En su informe del 1° de septiembre el presidente Andrés Manuel López Obrador aseveró: “En México ya no domina la oligarquía, sino que existe un gobierno democrático cuya prioridad son los pobres.” La afirmación tiene un gran significado. La dominación oligárquica del gobierno se cortó, pero los componentes centrales para su restauración ahí siguen.
Si en dos años la oposición llegase a recuperar el control de la presidencia, el camino quedaría despejado para la recreación de la élite del poder en el sentido en que el sociólogo C. Wright Mills le dio a ese concepto en 1956 al examinar la naturaleza del arreglo político norteamericano de la Guerra Fría: la conjunción del poder económico con el político (la burocracia), el militar de una superpotencia atómica y el cultural en un sentido amplio (medios de comunicación, iglesias, universidades). Hasta antes del 2018 el término de Mills también le quedaba a México.

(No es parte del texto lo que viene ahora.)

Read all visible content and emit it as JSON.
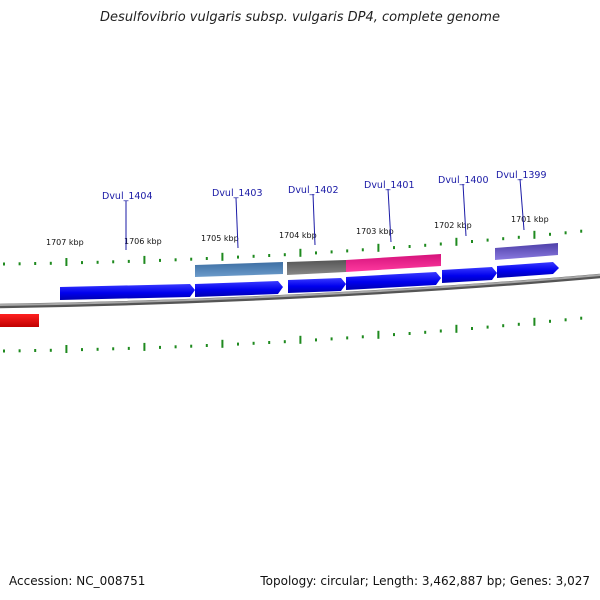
{
  "title": "Desulfovibrio vulgaris subsp. vulgaris DP4, complete genome",
  "footer": {
    "accession": "Accession: NC_008751",
    "topology": "Topology: circular; Length: 3,462,887 bp; Genes: 3,027"
  },
  "colors": {
    "backbone": "#8a8a8a",
    "cds": "#0000ee",
    "ticks": "#1f8a1f",
    "labels": "#1a1aa6",
    "rna_red": "#ee0000",
    "steelblue": "#4a7db3",
    "grey": "#6a6a6a",
    "pink": "#ee1a8c",
    "slate": "#6a5acd"
  },
  "kbp_labels": [
    "1707 kbp",
    "1706 kbp",
    "1705 kbp",
    "1704 kbp",
    "1703 kbp",
    "1702 kbp",
    "1701 kbp"
  ],
  "gene_labels": [
    "Dvul_1404",
    "Dvul_1403",
    "Dvul_1402",
    "Dvul_1401",
    "Dvul_1400",
    "Dvul_1399"
  ]
}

En términos de la teoría clásica el gobierno oligárquico es la antítesis del aristocrático y del democrático. Aristocracia y oligarquía son gobiernos en manos de una minoría y la democracia el gobierno de la mayoría. Los clásicos no vieron mal que el gobierno lo ejercieran personajes provenientes de una élite, pero sólo si su conducta se correspondía con los estándares de la moral de la época. Desde esa perspectiva el gobierno de la oligarquía es, en esencia, la forma corrupta de la aristocracia o, para decirlo en términos muy contemporáneos, es aquel donde los gobernantes están al servicio de los intereses de una “minoría rapaz”.
En el México colonial, notablemente al final, la conducta de la autoridad del virrey para abajo estaba muy influida por los intereses de acaudalados: los mineros, los grandes comerciantes, los terratenientes y la alta jerarquía eclesiástica: era una estructura más oligárquica que aristocrática. Las reformas borbónicas del siglo XVIII combinadas con la independencia llevaron, entre otras cosas, al resquebrajamiento de ese orden novohispano.

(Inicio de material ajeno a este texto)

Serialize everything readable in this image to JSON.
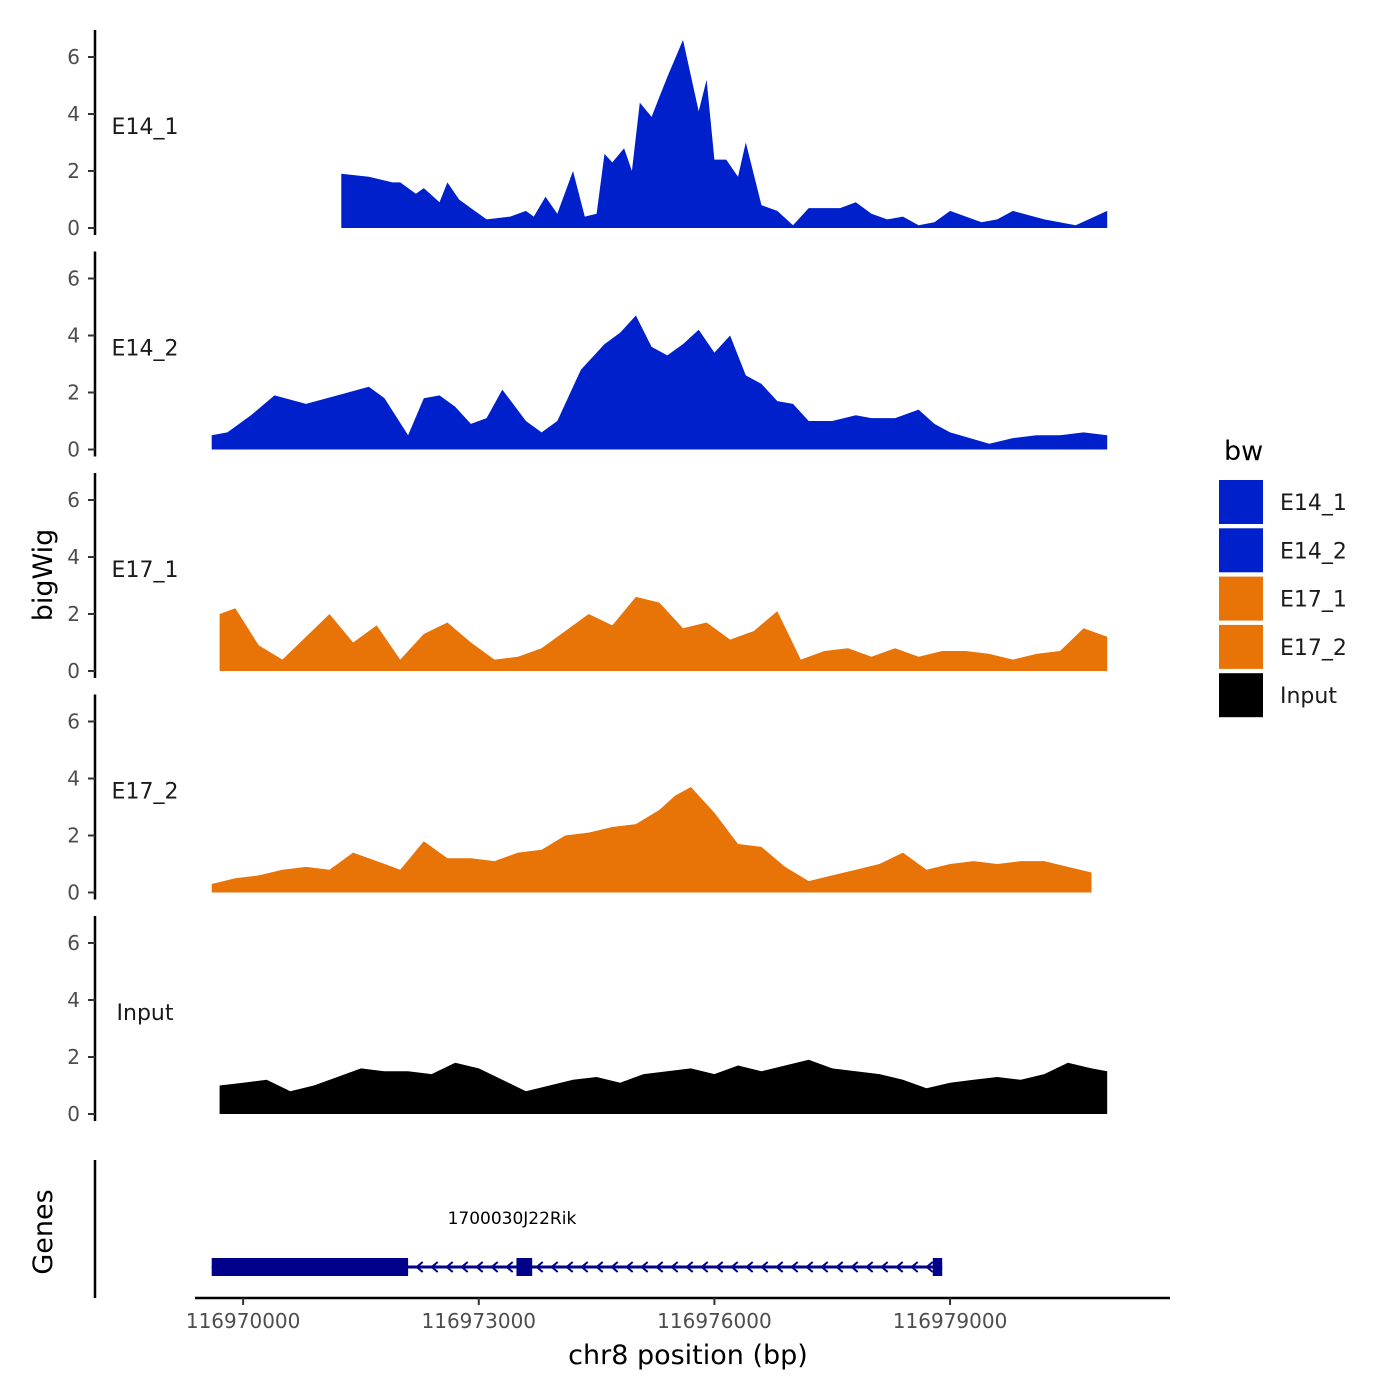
{
  "chart_data": {
    "type": "area",
    "chromosome": "chr8",
    "xlabel": "chr8 position (bp)",
    "ylabel": "bigWig",
    "genes_label": "Genes",
    "xlim": [
      116969400,
      116981800
    ],
    "x_ticks": [
      116970000,
      116973000,
      116976000,
      116979000
    ],
    "x_tick_labels": [
      "116970000",
      "116973000",
      "116976000",
      "116979000"
    ],
    "ylim": [
      0,
      7
    ],
    "y_ticks": [
      0,
      2,
      4,
      6
    ],
    "y_tick_labels": [
      "0",
      "2",
      "4",
      "6"
    ],
    "legend": {
      "title": "bw",
      "entries": [
        {
          "label": "E14_1",
          "color": "#0020CC"
        },
        {
          "label": "E14_2",
          "color": "#0020CC"
        },
        {
          "label": "E17_1",
          "color": "#E87306"
        },
        {
          "label": "E17_2",
          "color": "#E87306"
        },
        {
          "label": "Input",
          "color": "#000000"
        }
      ]
    },
    "series": [
      {
        "name": "E14_1",
        "color": "#0020CC",
        "x": [
          116971250,
          116971600,
          116971900,
          116972000,
          116972200,
          116972300,
          116972500,
          116972600,
          116972750,
          116972900,
          116973000,
          116973100,
          116973400,
          116973600,
          116973700,
          116973850,
          116974000,
          116974200,
          116974350,
          116974500,
          116974600,
          116974700,
          116974850,
          116974950,
          116975050,
          116975200,
          116975300,
          116975400,
          116975600,
          116975800,
          116975900,
          116976000,
          116976150,
          116976300,
          116976400,
          116976600,
          116976800,
          116977000,
          116977200,
          116977600,
          116977800,
          116978000,
          116978200,
          116978400,
          116978600,
          116978800,
          116979000,
          116979400,
          116979600,
          116979800,
          116980200,
          116980600,
          116981000
        ],
        "y": [
          1.9,
          1.8,
          1.6,
          1.6,
          1.2,
          1.4,
          0.9,
          1.6,
          1.0,
          0.7,
          0.5,
          0.3,
          0.4,
          0.6,
          0.4,
          1.1,
          0.5,
          2.0,
          0.4,
          0.5,
          2.6,
          2.3,
          2.8,
          2.0,
          4.4,
          3.9,
          4.6,
          5.3,
          6.6,
          4.1,
          5.2,
          2.4,
          2.4,
          1.8,
          3.0,
          0.8,
          0.6,
          0.1,
          0.7,
          0.7,
          0.9,
          0.5,
          0.3,
          0.4,
          0.1,
          0.2,
          0.6,
          0.2,
          0.3,
          0.6,
          0.3,
          0.1,
          0.6
        ]
      },
      {
        "name": "E14_2",
        "color": "#0020CC",
        "x": [
          116969600,
          116969800,
          116970100,
          116970400,
          116970800,
          116971200,
          116971600,
          116971800,
          116972100,
          116972300,
          116972500,
          116972700,
          116972900,
          116973100,
          116973300,
          116973600,
          116973800,
          116974000,
          116974300,
          116974600,
          116974800,
          116975000,
          116975200,
          116975400,
          116975600,
          116975800,
          116976000,
          116976200,
          116976400,
          116976600,
          116976800,
          116977000,
          116977200,
          116977500,
          116977800,
          116978000,
          116978300,
          116978600,
          116978800,
          116979000,
          116979500,
          116979800,
          116980100,
          116980400,
          116980700,
          116981000
        ],
        "y": [
          0.5,
          0.6,
          1.2,
          1.9,
          1.6,
          1.9,
          2.2,
          1.8,
          0.5,
          1.8,
          1.9,
          1.5,
          0.9,
          1.1,
          2.1,
          1.0,
          0.6,
          1.0,
          2.8,
          3.7,
          4.1,
          4.7,
          3.6,
          3.3,
          3.7,
          4.2,
          3.4,
          4.0,
          2.6,
          2.3,
          1.7,
          1.6,
          1.0,
          1.0,
          1.2,
          1.1,
          1.1,
          1.4,
          0.9,
          0.6,
          0.2,
          0.4,
          0.5,
          0.5,
          0.6,
          0.5
        ]
      },
      {
        "name": "E17_1",
        "color": "#E87306",
        "x": [
          116969700,
          116969900,
          116970200,
          116970500,
          116970800,
          116971100,
          116971400,
          116971700,
          116972000,
          116972300,
          116972600,
          116972900,
          116973200,
          116973500,
          116973800,
          116974100,
          116974400,
          116974700,
          116975000,
          116975300,
          116975600,
          116975900,
          116976200,
          116976500,
          116976800,
          116977100,
          116977400,
          116977700,
          116978000,
          116978300,
          116978600,
          116978900,
          116979200,
          116979500,
          116979800,
          116980100,
          116980400,
          116980700,
          116981000
        ],
        "y": [
          2.0,
          2.2,
          0.9,
          0.4,
          1.2,
          2.0,
          1.0,
          1.6,
          0.4,
          1.3,
          1.7,
          1.0,
          0.4,
          0.5,
          0.8,
          1.4,
          2.0,
          1.6,
          2.6,
          2.4,
          1.5,
          1.7,
          1.1,
          1.4,
          2.1,
          0.4,
          0.7,
          0.8,
          0.5,
          0.8,
          0.5,
          0.7,
          0.7,
          0.6,
          0.4,
          0.6,
          0.7,
          1.5,
          1.2
        ]
      },
      {
        "name": "E17_2",
        "color": "#E87306",
        "x": [
          116969600,
          116969900,
          116970200,
          116970500,
          116970800,
          116971100,
          116971400,
          116971700,
          116972000,
          116972300,
          116972600,
          116972900,
          116973200,
          116973500,
          116973800,
          116974100,
          116974400,
          116974700,
          116975000,
          116975300,
          116975500,
          116975700,
          116976000,
          116976300,
          116976600,
          116976900,
          116977200,
          116977500,
          116977800,
          116978100,
          116978400,
          116978700,
          116979000,
          116979300,
          116979600,
          116979900,
          116980200,
          116980500,
          116980800
        ],
        "y": [
          0.3,
          0.5,
          0.6,
          0.8,
          0.9,
          0.8,
          1.4,
          1.1,
          0.8,
          1.8,
          1.2,
          1.2,
          1.1,
          1.4,
          1.5,
          2.0,
          2.1,
          2.3,
          2.4,
          2.9,
          3.4,
          3.7,
          2.8,
          1.7,
          1.6,
          0.9,
          0.4,
          0.6,
          0.8,
          1.0,
          1.4,
          0.8,
          1.0,
          1.1,
          1.0,
          1.1,
          1.1,
          0.9,
          0.7
        ]
      },
      {
        "name": "Input",
        "color": "#000000",
        "x": [
          116969700,
          116970000,
          116970300,
          116970600,
          116970900,
          116971200,
          116971500,
          116971800,
          116972100,
          116972400,
          116972700,
          116973000,
          116973300,
          116973600,
          116973900,
          116974200,
          116974500,
          116974800,
          116975100,
          116975400,
          116975700,
          116976000,
          116976300,
          116976600,
          116976900,
          116977200,
          116977500,
          116977800,
          116978100,
          116978400,
          116978700,
          116979000,
          116979300,
          116979600,
          116979900,
          116980200,
          116980500,
          116980800,
          116981000
        ],
        "y": [
          1.0,
          1.1,
          1.2,
          0.8,
          1.0,
          1.3,
          1.6,
          1.5,
          1.5,
          1.4,
          1.8,
          1.6,
          1.2,
          0.8,
          1.0,
          1.2,
          1.3,
          1.1,
          1.4,
          1.5,
          1.6,
          1.4,
          1.7,
          1.5,
          1.7,
          1.9,
          1.6,
          1.5,
          1.4,
          1.2,
          0.9,
          1.1,
          1.2,
          1.3,
          1.2,
          1.4,
          1.8,
          1.6,
          1.5
        ]
      }
    ],
    "genes": [
      {
        "name": "1700030J22Rik",
        "strand": "-",
        "start": 116969600,
        "end": 116978900,
        "exons": [
          [
            116969600,
            116972100
          ],
          [
            116973480,
            116973680
          ],
          [
            116978780,
            116978900
          ]
        ]
      }
    ]
  }
}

Con la independencia vino la necesidad de intentar la complicada construcción de un nuevo régimen y eso abrió el acceso a individuos y grupos hasta entonces marginados. Tras las guerras civiles de la época vino la consolidación de la república y la conformación de un régimen republicano y laico, pero también autoritario y finalmente oligárquico. Sin embargo, con la Revolución Mexicana ese acuerdo presidido por Porfirio Díaz se hizo polvo.
A mediados del siglo XX y bajo la presidencia de Miguel Alemán (1946-1952), el sistema político postrevolucionario adquirió de nuevo rasgos claramente oligárquicos y en cuyo centro, además del propio Alemán, estaban figuras como Carlos Trouyet, Eugenio Garza Sada, Bruno Pagliali, Joel Rocha, Luis Aguilar, Emilio Azcárraga más los representantes del gran capital extranjero. Para finales del siglo ese grupo había evolucionado, renovado y adaptado a la economía neoliberal, globalizada y del tratado de libre comercio con Estados Unidos. Sin embargo su exagerada y turbia acumulación de riqueza volvió a revivir el problema de su déficit de legitimidad.
Por ahora la relación entre la poderosa élite económica y el aparato de gobierno a nivel federal ya no es de subordinación de éste a los intereses de aquella. Pero en medio de tensiones evidentes, los “dueños de México” se mantienen en control de muchos de los elementos que les permitirían volver a recrear esa relación corrupta del pasado si se presenta la oportunidad. En realidad, algo parecido a la rápida recuperación del terreno pedido por los privilegiados ante una movilización de las clases populares ya tuvo lugar en el pasado: justamente cuando el cardenismo, movilizador de masas, fue sustituido por su antítesis, el alemanismo en 1946.
En suma, lo que se jugará en 2024 es si en México se va a repetir la vieja historia: pasar de “primero los pobres” a “primero los de siempre, los oligarcas”.